AB 317856
Pointet François · Nationalrat · Waadt · Grünliberale Fraktion · 2023-03-16
Wortprotokoll
Lors de la conférence de presse du 7 septembre dernier, vous avez dit, Madame la conseillère fédérale, que la Suisse devait être capable, autant que possible, de protéger et de défendre seule son territoire et sa population dans toute l'étendue des menaces et des dangers. On remarque les termes "autant que possible" qui allègent un tout petit peu la pression, mais c'est ici qu'il ne faut pas se bercer d'illusions.
Pour mémoire: actuellement, nous n'assurons pas seuls la sécurité de notre pays. Notre participation à Schengen en est l'exemple, les collaborations pour la lutte contre le terrorisme et le grand banditisme en sont un autre, et je passe sur les collaborations actuelles très efficaces pour assurer la police aérienne.

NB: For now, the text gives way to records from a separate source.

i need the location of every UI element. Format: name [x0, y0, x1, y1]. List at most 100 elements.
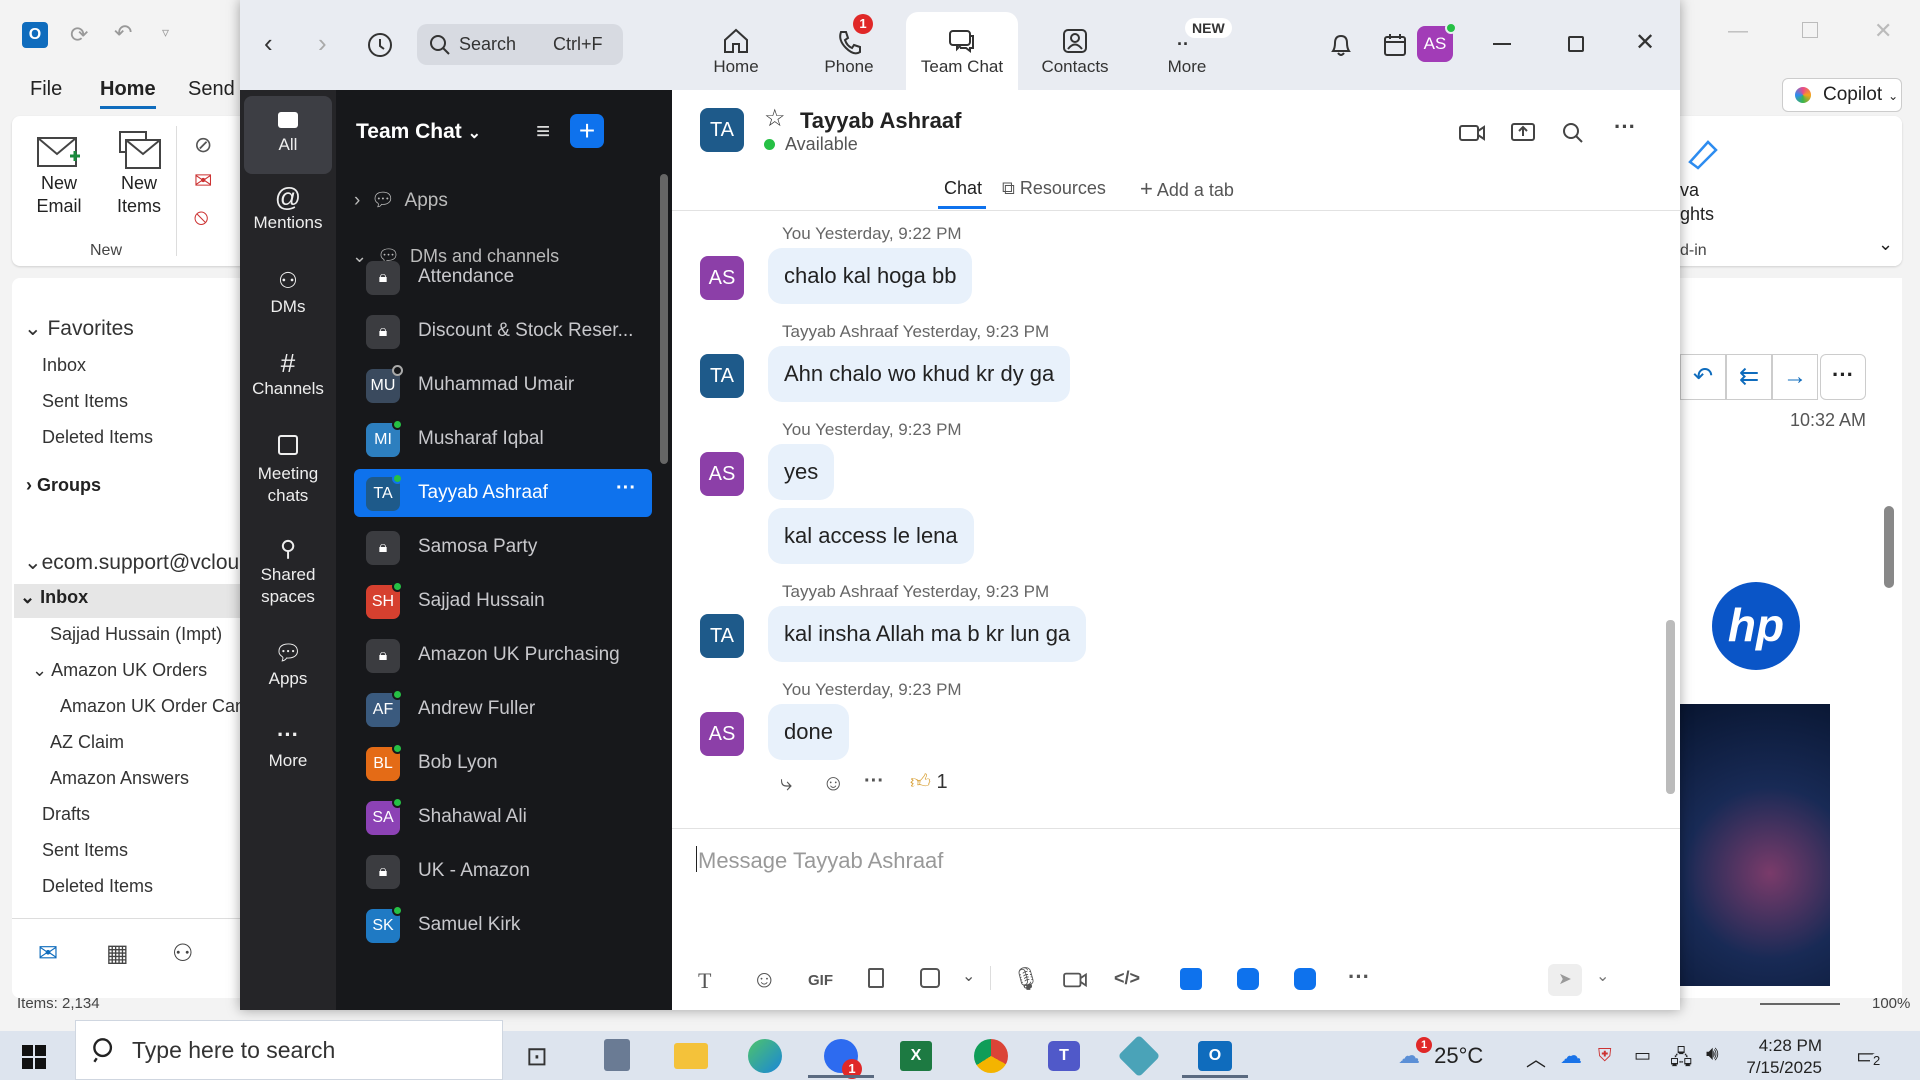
- outlook-minimize-icon[interactable]: —: [1728, 20, 1748, 43]
- message-bubble[interactable]: chalo kal hoga bb: [768, 248, 973, 304]
- ignore-icon[interactable]: ⊘: [194, 132, 212, 158]
- send-button[interactable]: ➤: [1548, 964, 1582, 996]
- bell-icon[interactable]: [1327, 31, 1355, 59]
- back-icon[interactable]: ‹: [264, 28, 273, 59]
- emoji-icon[interactable]: ☺: [752, 966, 777, 994]
- chat-more-icon[interactable]: ···: [1614, 114, 1636, 140]
- nav-home[interactable]: Home: [680, 12, 792, 90]
- generic-app[interactable]: [1117, 1034, 1161, 1078]
- calculator-app[interactable]: [604, 1039, 630, 1071]
- list-scrollbar[interactable]: [660, 174, 668, 464]
- account-header[interactable]: ⌄ecom.support@vclou: [24, 550, 239, 575]
- message-avatar[interactable]: TA: [700, 354, 744, 398]
- zoom-maximize-icon[interactable]: [1568, 36, 1584, 52]
- folder-amazon-uk-order-can[interactable]: Amazon UK Order Can: [60, 696, 245, 717]
- volume-icon[interactable]: 🔊︎: [1706, 1043, 1719, 1066]
- list-item[interactable]: 🔒︎ Samosa Party: [354, 523, 652, 571]
- rail-mentions[interactable]: @ Mentions: [244, 184, 332, 234]
- rail-more[interactable]: ··· More: [244, 724, 332, 772]
- video-message-icon[interactable]: [1062, 970, 1088, 990]
- nav-contacts[interactable]: Contacts: [1019, 12, 1131, 90]
- start-button[interactable]: [22, 1045, 46, 1069]
- share-screen-icon[interactable]: [1510, 122, 1536, 144]
- undo-icon[interactable]: ↶: [114, 20, 132, 46]
- teams-app[interactable]: T: [1048, 1041, 1080, 1071]
- folder-amazon-answers[interactable]: Amazon Answers: [50, 768, 189, 789]
- groups-header[interactable]: › Groups: [26, 475, 101, 496]
- rail-dms[interactable]: ⚇ DMs: [244, 270, 332, 318]
- rail-channels[interactable]: # Channels: [244, 350, 332, 400]
- mail-module-icon[interactable]: ✉: [38, 939, 58, 968]
- folder-sent-items[interactable]: Sent Items: [42, 840, 128, 861]
- list-item[interactable]: MU Muhammad Umair: [354, 361, 652, 409]
- contact-avatar[interactable]: TA: [700, 108, 744, 152]
- file-explorer-app[interactable]: [674, 1043, 708, 1069]
- junk-icon[interactable]: ⦸: [194, 204, 208, 230]
- calendar-module-icon[interactable]: ▦: [106, 939, 129, 968]
- weather-widget[interactable]: ☁ 1 25°C: [1398, 1037, 1483, 1069]
- code-snippet-icon[interactable]: </>: [1114, 968, 1140, 989]
- list-item[interactable]: SK Samuel Kirk: [354, 901, 652, 949]
- message-input[interactable]: Message Tayyab Ashraaf: [696, 842, 1646, 962]
- zoom-app[interactable]: 1: [824, 1039, 862, 1079]
- message-avatar[interactable]: AS: [700, 712, 744, 756]
- screenshot-dropdown-icon[interactable]: ⌄: [962, 966, 975, 986]
- filter-icon[interactable]: ≡: [536, 118, 550, 146]
- list-item[interactable]: TA Tayyab Ashraaf ···: [354, 469, 652, 517]
- new-chat-button[interactable]: +: [570, 114, 604, 148]
- scheduler-app-icon[interactable]: [1294, 968, 1316, 990]
- message-bubble[interactable]: kal insha Allah ma b kr lun ga: [768, 606, 1087, 662]
- whiteboard-app-icon[interactable]: [1237, 968, 1259, 990]
- chat-scrollbar[interactable]: [1666, 620, 1675, 794]
- list-item[interactable]: 🔒︎ Attendance: [354, 253, 652, 301]
- qat-dropdown-icon[interactable]: ▿: [162, 24, 169, 41]
- list-item[interactable]: BL Bob Lyon: [354, 739, 652, 787]
- sync-icon[interactable]: ⟳: [70, 22, 88, 48]
- tray-chevron-icon[interactable]: ︿: [1526, 1043, 1546, 1072]
- forward-icon[interactable]: →: [1772, 354, 1818, 400]
- folder-deleted-items[interactable]: Deleted Items: [42, 876, 153, 897]
- reaction-thumbs-up[interactable]: 👍︎ 1: [910, 770, 948, 794]
- outlook-close-icon[interactable]: ✕: [1874, 18, 1892, 44]
- security-icon[interactable]: ⛨: [1598, 1045, 1612, 1066]
- row-more-icon[interactable]: ···: [616, 477, 636, 500]
- task-view-icon[interactable]: ⊡: [526, 1041, 548, 1072]
- zoom-minimize-icon[interactable]: [1493, 43, 1511, 45]
- search-input[interactable]: Search Ctrl+F: [417, 24, 623, 65]
- tab-add[interactable]: + Add a tab: [1140, 176, 1234, 202]
- calendar-icon[interactable]: [1381, 31, 1409, 59]
- add-reaction-icon[interactable]: ☺: [822, 770, 844, 796]
- list-item[interactable]: 🔒︎ Discount & Stock Reser...: [354, 307, 652, 355]
- copilot-button[interactable]: Copilot ⌄: [1782, 78, 1902, 112]
- message-bubble[interactable]: done: [768, 704, 849, 760]
- nav-team-chat[interactable]: Team Chat: [906, 12, 1018, 90]
- tab-chat[interactable]: Chat: [944, 178, 982, 199]
- message-bubble[interactable]: Ahn chalo wo khud kr dy ga: [768, 346, 1071, 402]
- message-bubble[interactable]: yes: [768, 444, 835, 500]
- format-text-icon[interactable]: T: [698, 968, 711, 994]
- folder-inbox[interactable]: ⌄ Inbox: [20, 587, 88, 608]
- notification-center[interactable]: ▭ 2: [1856, 1043, 1884, 1069]
- clock[interactable]: 4:28 PM 7/15/2025: [1742, 1035, 1822, 1079]
- search-chat-icon[interactable]: [1562, 122, 1584, 144]
- nav-more[interactable]: ·· NEW More: [1131, 12, 1243, 90]
- file-icon[interactable]: [868, 968, 884, 988]
- outlook-app[interactable]: O: [1198, 1041, 1232, 1071]
- rail-shared-spaces[interactable]: ⚲ Shared spaces: [244, 538, 332, 608]
- list-item[interactable]: MI Musharaf Iqbal: [354, 415, 652, 463]
- excel-app[interactable]: X: [900, 1041, 932, 1071]
- reading-scrollbar[interactable]: [1884, 506, 1894, 588]
- tab-home[interactable]: Home: [100, 78, 156, 109]
- edge-app[interactable]: [748, 1039, 782, 1073]
- list-item[interactable]: SA Shahawal Ali: [354, 793, 652, 841]
- reply-icon[interactable]: ↶: [1680, 354, 1726, 400]
- ribbon-collapse-icon[interactable]: ⌄: [1878, 234, 1893, 255]
- history-icon[interactable]: [366, 31, 394, 59]
- message-avatar[interactable]: AS: [700, 452, 744, 496]
- chrome-app[interactable]: [974, 1039, 1008, 1073]
- message-avatar[interactable]: TA: [700, 614, 744, 658]
- fav-deleted-items[interactable]: Deleted Items: [42, 427, 153, 448]
- user-avatar[interactable]: AS: [1417, 22, 1457, 62]
- list-item[interactable]: SH Sajjad Hussain: [354, 577, 652, 625]
- zoom-close-icon[interactable]: ✕: [1635, 28, 1655, 57]
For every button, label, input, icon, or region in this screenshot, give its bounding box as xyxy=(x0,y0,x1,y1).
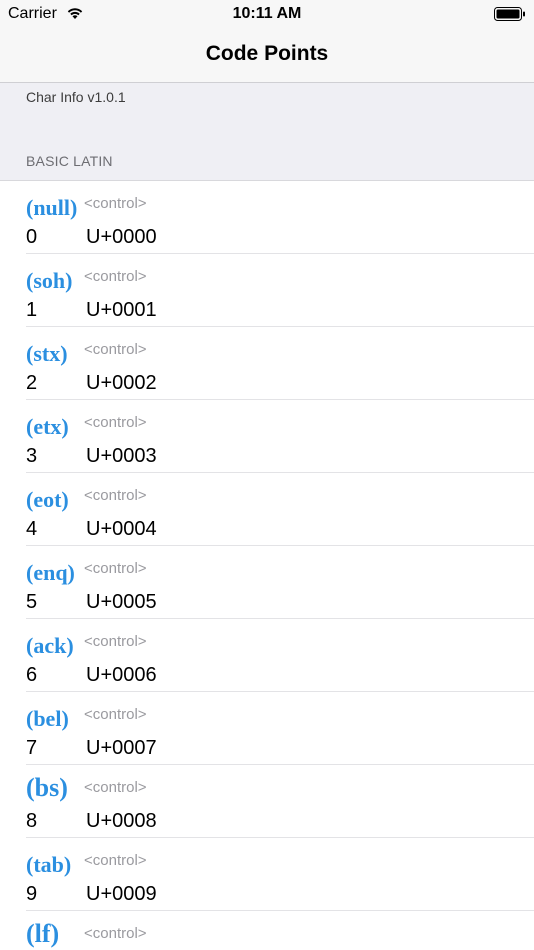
decimal-value: 8 xyxy=(26,810,38,832)
list-item[interactable]: (bs) <control> 8 U+0008 xyxy=(26,765,534,838)
char-abbreviation: (null) xyxy=(26,195,78,220)
decimal-value: 1 xyxy=(26,299,38,321)
code-point: U+0008 xyxy=(86,810,157,832)
char-category: <control> xyxy=(84,779,147,796)
decimal-value: 3 xyxy=(26,445,38,467)
char-abbreviation: (bs) xyxy=(26,773,68,802)
navigation-bar: Code Points xyxy=(0,28,534,83)
status-bar: Carrier 10:11 AM xyxy=(0,0,534,28)
char-abbreviation: (eot) xyxy=(26,487,69,512)
screen: Carrier 10:11 AM Code Points Char Info v… xyxy=(0,0,534,950)
char-abbreviation: (etx) xyxy=(26,414,69,439)
table-header: Char Info v1.0.1 BASIC LATIN xyxy=(0,83,534,181)
char-category: <control> xyxy=(84,560,147,577)
code-point: U+0000 xyxy=(86,226,157,248)
list-item[interactable]: (lf) <control> xyxy=(26,911,534,950)
page-title: Code Points xyxy=(205,42,329,65)
decimal-value: 2 xyxy=(26,372,38,394)
char-abbreviation: (soh) xyxy=(26,268,73,293)
char-category: <control> xyxy=(84,925,147,942)
char-category: <control> xyxy=(84,852,147,869)
list-item[interactable]: (bel) <control> 7 U+0007 xyxy=(26,692,534,765)
section-header: BASIC LATIN xyxy=(26,153,113,169)
decimal-value: 7 xyxy=(26,737,38,759)
code-point: U+0005 xyxy=(86,591,157,613)
decimal-value: 0 xyxy=(26,226,38,248)
decimal-value: 5 xyxy=(26,591,38,613)
code-point: U+0007 xyxy=(86,737,157,759)
char-category: <control> xyxy=(84,706,147,723)
app-version-label: Char Info v1.0.1 xyxy=(26,89,126,105)
code-point: U+0001 xyxy=(86,299,157,321)
code-point: U+0006 xyxy=(86,664,157,686)
char-category: <control> xyxy=(84,341,147,358)
list-item[interactable]: (tab) <control> 9 U+0009 xyxy=(26,838,534,911)
char-category: <control> xyxy=(84,633,147,650)
list-item[interactable]: (etx) <control> 3 U+0003 xyxy=(26,400,534,473)
char-abbreviation: (stx) xyxy=(26,341,68,366)
code-point-list: (null) <control> 0 U+0000 (soh) <control… xyxy=(0,181,534,950)
list-item[interactable]: (soh) <control> 1 U+0001 xyxy=(26,254,534,327)
code-point: U+0009 xyxy=(86,883,157,905)
char-category: <control> xyxy=(84,268,147,285)
char-abbreviation: (enq) xyxy=(26,560,75,585)
char-abbreviation: (lf) xyxy=(26,919,60,948)
char-category: <control> xyxy=(84,414,147,431)
battery-icon xyxy=(494,7,525,21)
code-point: U+0004 xyxy=(86,518,157,540)
decimal-value: 6 xyxy=(26,664,38,686)
char-abbreviation: (ack) xyxy=(26,633,74,658)
char-abbreviation: (tab) xyxy=(26,852,72,877)
list-item[interactable]: (stx) <control> 2 U+0002 xyxy=(26,327,534,400)
clock: 10:11 AM xyxy=(232,5,302,22)
list-item[interactable]: (eot) <control> 4 U+0004 xyxy=(26,473,534,546)
list-item[interactable]: (null) <control> 0 U+0000 xyxy=(26,181,534,254)
code-point: U+0002 xyxy=(86,372,157,394)
code-point: U+0003 xyxy=(86,445,157,467)
char-category: <control> xyxy=(84,487,147,504)
decimal-value: 4 xyxy=(26,518,38,540)
char-category: <control> xyxy=(84,195,147,212)
decimal-value: 9 xyxy=(26,883,38,905)
char-abbreviation: (bel) xyxy=(26,706,69,731)
list-item[interactable]: (enq) <control> 5 U+0005 xyxy=(26,546,534,619)
list-item[interactable]: (ack) <control> 6 U+0006 xyxy=(26,619,534,692)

Et nous pourrions parler des collaborations en matière de lutte contre les feux de forêts ou d'aide en cas de catastrophe - notre collègue Michel Matter vous en a parlé tout à l'heure.
Il n'est pas raisonnable de conserver cet objectif du point de vue militaire, ou plutôt de se bercer d'illusions en imaginant que se défendre seuls dans tous les cas est possible, en particulier dans le cyberespace, contre la désinformation et contre les attaques aériennes à longue portée. Nous devons être capables de collaborer et nous devons montrer que nous sommes capables d'apporter notre pierre à l'architecture sécuritaire de l'Europe, et cela peut se faire, j'en suis convaincu, en conservant notre neutralité.
Je ne peux que citer le rapport au Conseil fédéral sur la politique de sécurité de la Suisse de M. de Dardel: "Au vu de l'amplification de la menace, [...] la Suisse ne peut faire l'économie d'une mise à jour de sa politique de neutralité, de sa politique de sécurité et des modalités et de l'intensité de sa coopération internationale en matière de défense et de sécurité au plan militaire et civil."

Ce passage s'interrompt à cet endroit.